On 12 April 2026, Hungary held the most consequential parliamentary election since 1990. The opposition Tisza Party, led by former Fidesz insider Péter Magyar, won 141 of 199 seats on 53.6% of the vote — a two-thirds supermajority, the threshold required to amend the Fundamental Law. Turnout reached 79.6%, the highest in the post-1989 period. Viktor Orbán conceded on election night, ending sixteen years of Fidesz government. Across Brussels, Washington, and much of the Western European press, the reflex framing has been familiar: Hungary returns to Europe.

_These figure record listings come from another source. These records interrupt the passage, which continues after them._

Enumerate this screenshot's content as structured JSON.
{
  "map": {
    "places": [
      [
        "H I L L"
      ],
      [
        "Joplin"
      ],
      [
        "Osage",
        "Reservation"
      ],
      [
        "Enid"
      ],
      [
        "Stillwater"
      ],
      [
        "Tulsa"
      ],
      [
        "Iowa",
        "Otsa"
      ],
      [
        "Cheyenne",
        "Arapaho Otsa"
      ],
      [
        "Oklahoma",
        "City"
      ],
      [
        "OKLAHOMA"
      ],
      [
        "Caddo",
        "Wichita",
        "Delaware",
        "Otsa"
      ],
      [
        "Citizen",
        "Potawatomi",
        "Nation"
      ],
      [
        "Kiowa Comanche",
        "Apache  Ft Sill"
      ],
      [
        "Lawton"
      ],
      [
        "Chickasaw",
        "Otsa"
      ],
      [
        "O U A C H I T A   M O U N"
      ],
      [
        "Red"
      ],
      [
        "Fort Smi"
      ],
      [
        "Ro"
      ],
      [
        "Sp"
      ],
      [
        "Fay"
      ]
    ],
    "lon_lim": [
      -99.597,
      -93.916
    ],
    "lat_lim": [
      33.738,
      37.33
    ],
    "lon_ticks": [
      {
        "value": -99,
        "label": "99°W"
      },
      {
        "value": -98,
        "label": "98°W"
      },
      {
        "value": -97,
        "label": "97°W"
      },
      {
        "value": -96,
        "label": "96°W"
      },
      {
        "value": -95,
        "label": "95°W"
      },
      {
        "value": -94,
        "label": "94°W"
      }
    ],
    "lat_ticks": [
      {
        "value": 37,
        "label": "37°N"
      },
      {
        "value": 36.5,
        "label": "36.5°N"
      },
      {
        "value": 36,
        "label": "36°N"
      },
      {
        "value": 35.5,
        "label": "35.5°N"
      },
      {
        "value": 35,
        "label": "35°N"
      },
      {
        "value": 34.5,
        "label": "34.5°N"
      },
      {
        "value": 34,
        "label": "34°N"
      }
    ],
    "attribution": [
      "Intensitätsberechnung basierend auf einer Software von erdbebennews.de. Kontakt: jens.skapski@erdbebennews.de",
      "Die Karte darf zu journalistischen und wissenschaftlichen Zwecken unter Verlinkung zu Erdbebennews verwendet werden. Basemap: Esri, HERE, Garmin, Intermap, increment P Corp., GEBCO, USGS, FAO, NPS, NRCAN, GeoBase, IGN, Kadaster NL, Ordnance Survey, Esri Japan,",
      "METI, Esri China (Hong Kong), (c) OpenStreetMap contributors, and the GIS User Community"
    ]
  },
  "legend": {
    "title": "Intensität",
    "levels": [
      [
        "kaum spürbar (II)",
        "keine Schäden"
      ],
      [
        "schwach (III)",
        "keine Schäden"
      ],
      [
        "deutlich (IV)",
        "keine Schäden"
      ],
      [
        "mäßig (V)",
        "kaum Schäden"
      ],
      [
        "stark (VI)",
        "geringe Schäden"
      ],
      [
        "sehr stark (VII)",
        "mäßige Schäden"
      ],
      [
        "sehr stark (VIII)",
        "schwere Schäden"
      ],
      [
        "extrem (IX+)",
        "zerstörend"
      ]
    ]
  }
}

This panel takes that framing as its starting problem, not its premise. For more than a decade, European conversations about Hungary have followed a recognisable script: Hungary is a deviation, the EU is the benchmark, rule-of-law conditionality is the corrective, and "return to liberal democracy" is the telos. Within that script, Hungarian, Roma, women's, queer, and labour voices have most often appeared as evidence of Orbán's misrule rather than as authors of their own analyses. After April 2026, the script risks hardening into a victory narrative — the EU's patient pressure worked, the prodigal returns — and closing the conversation precisely when it should be opening.

Two commitments organise the discussion. First, we centre voices from within the region: Hungarian and Central/East European scholars not as area-studies witnesses to a Western-defined problem, but as analysts whose categories and questions structure the conversation. Second, we treat "Western liberal democracy" as an object of inquiry rather than a measuring stick — taking seriously the argument that the EU's technocratic-legalistic conception of democracy is itself part of what enabled Fidesz, that conditionality has been more punitive than transformative, and that the figure of a normative European centre judging an eastern periphery has a long and uncomfortable genealogy.